Increasing Importance of Character Education
The increasing importance of character education
by Lisa Kerr, Principal.
23 August 2018 is a date that, for months, has been imprinted on the minds of families up and down the country. GCSE results day. For many, it is the key milestone in the exam-focused educational journey upon which our children embark, the one which will decide the subjects which will eventually lead to university, and for others, shockingly, the one which may lead to them being asked to leave their school, for fear of diluting the league tables upon which those schools have chosen to be judged.
Their grades will not measure their resilience in overcoming challenge or their kindness in supporting their peers, they will not show how successfully they can build a team, or lead that team through a problem. Instead they will simply show how effectively they have silently recounted facts, remembered formulae and regurgitated learned analyses. We should be ashamed that, in the 21st century, exam results are the only way we go about assessing the qualities of the young people to whom we will entrust an uncertain and rapidly changing world. Over the last hundred or so years, whilst medicine, transport and technology have been transformed, education, and educational assessment in particular, has merely inched forwards.
Employers are crying out for change. Speaking to the World Economic Forum in January, Alibaba founder Jack Ma said “If we do not change the way we teach, thirty years from now we’ll be in trouble. We cannot teach our kids to compete with machines which are smarter; we have to teach something unique.” CBI president, Paul Drechsler, said: “Of course, academic achievement matters. But alone, it’s not enough for the exciting world we face”. And Jayne Anne Gadhia, the CEO of Virgin Money, when asked whether she recruits on the basis of good results, or character, replied: “Character first every time”.
Whether character can be taught is contested. But there is fresh evidence that it can certainly be learned. Earlier this summer, Gordonstoun published research undertaken by the University of Edinburgh into the lifelong value of Out of Classroom Learning Experiences. Researchers examined more than 50 years of alumni experience, investigating how curricular elements such as community service, expeditions, sail training, and the holding of positions of responsibility had impacted pupils’ lives. 94% of them said that the out-of-classroom offer had had an overwhelmingly positive impact on their personal growth and development. Inter-personal ease, resilience, confidence, and team-working skills were the key benefits they gained.
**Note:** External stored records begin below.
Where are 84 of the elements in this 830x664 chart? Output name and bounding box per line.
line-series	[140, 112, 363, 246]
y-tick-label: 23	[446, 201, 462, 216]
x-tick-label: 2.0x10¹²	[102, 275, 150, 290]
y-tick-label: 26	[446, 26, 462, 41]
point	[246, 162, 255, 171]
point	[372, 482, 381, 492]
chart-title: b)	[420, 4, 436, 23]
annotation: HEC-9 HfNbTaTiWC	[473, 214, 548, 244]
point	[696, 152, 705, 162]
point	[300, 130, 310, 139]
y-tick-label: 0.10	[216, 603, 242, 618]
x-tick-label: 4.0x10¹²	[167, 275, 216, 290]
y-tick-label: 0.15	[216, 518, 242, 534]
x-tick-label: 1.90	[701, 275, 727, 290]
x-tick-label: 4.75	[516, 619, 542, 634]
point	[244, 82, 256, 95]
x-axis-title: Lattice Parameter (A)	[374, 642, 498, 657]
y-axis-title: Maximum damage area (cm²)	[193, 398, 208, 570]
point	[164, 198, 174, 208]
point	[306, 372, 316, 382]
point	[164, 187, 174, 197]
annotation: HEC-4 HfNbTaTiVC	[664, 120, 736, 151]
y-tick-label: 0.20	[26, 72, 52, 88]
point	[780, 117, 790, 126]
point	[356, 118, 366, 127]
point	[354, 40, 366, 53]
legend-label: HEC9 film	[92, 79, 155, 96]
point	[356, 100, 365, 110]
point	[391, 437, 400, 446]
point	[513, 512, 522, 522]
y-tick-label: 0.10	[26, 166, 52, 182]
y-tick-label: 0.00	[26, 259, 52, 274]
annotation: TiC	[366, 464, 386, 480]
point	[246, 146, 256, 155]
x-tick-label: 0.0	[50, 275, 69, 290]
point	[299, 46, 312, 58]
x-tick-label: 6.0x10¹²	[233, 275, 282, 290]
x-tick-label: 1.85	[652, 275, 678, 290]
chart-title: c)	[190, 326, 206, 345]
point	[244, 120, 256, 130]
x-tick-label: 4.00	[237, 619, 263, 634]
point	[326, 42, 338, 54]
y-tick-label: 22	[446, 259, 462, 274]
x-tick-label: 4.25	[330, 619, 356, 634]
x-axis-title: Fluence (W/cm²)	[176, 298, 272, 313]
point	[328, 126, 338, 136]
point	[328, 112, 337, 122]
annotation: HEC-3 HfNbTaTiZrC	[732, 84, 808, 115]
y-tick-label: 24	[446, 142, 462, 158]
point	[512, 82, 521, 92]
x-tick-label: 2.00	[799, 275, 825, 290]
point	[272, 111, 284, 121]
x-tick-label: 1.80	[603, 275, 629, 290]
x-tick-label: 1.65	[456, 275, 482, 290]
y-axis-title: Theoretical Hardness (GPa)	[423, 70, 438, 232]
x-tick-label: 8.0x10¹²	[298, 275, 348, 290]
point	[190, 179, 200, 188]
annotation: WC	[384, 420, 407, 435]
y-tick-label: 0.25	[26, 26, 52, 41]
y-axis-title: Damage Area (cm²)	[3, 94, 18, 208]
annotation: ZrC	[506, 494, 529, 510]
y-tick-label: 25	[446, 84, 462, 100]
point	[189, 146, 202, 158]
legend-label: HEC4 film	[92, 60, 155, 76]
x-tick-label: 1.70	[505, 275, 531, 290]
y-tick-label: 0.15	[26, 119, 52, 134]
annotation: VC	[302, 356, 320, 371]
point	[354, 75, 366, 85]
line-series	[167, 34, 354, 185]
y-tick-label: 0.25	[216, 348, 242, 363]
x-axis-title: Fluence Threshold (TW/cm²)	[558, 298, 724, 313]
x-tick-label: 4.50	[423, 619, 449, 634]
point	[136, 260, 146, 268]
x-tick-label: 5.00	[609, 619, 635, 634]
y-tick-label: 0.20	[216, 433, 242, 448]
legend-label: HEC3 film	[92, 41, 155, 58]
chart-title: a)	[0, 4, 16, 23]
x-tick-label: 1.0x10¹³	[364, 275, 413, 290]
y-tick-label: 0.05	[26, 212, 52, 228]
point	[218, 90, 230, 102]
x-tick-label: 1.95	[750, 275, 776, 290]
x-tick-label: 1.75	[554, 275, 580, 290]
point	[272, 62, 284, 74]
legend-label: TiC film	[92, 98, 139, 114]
And 81% of parents felt that this kind of out of classroom learning enhanced their child’s academic studies (no wonder then that, in addition to a clutch of straight-A students, last week’s Gordonstoun A Level results again showed strong ‘value added’).
Of course good grades help in the short term - getting our students into the top universities to study everything from Medicine to Music. But character is what endures, long after university and that first job. For policy makers, the challenge is to put this concept at the heart of the curriculum. Teachers also need to see these activities as core, not a break from serious work. And parents need to start insisting that schools do, if we’re to produce the leaders we need for the future that we face.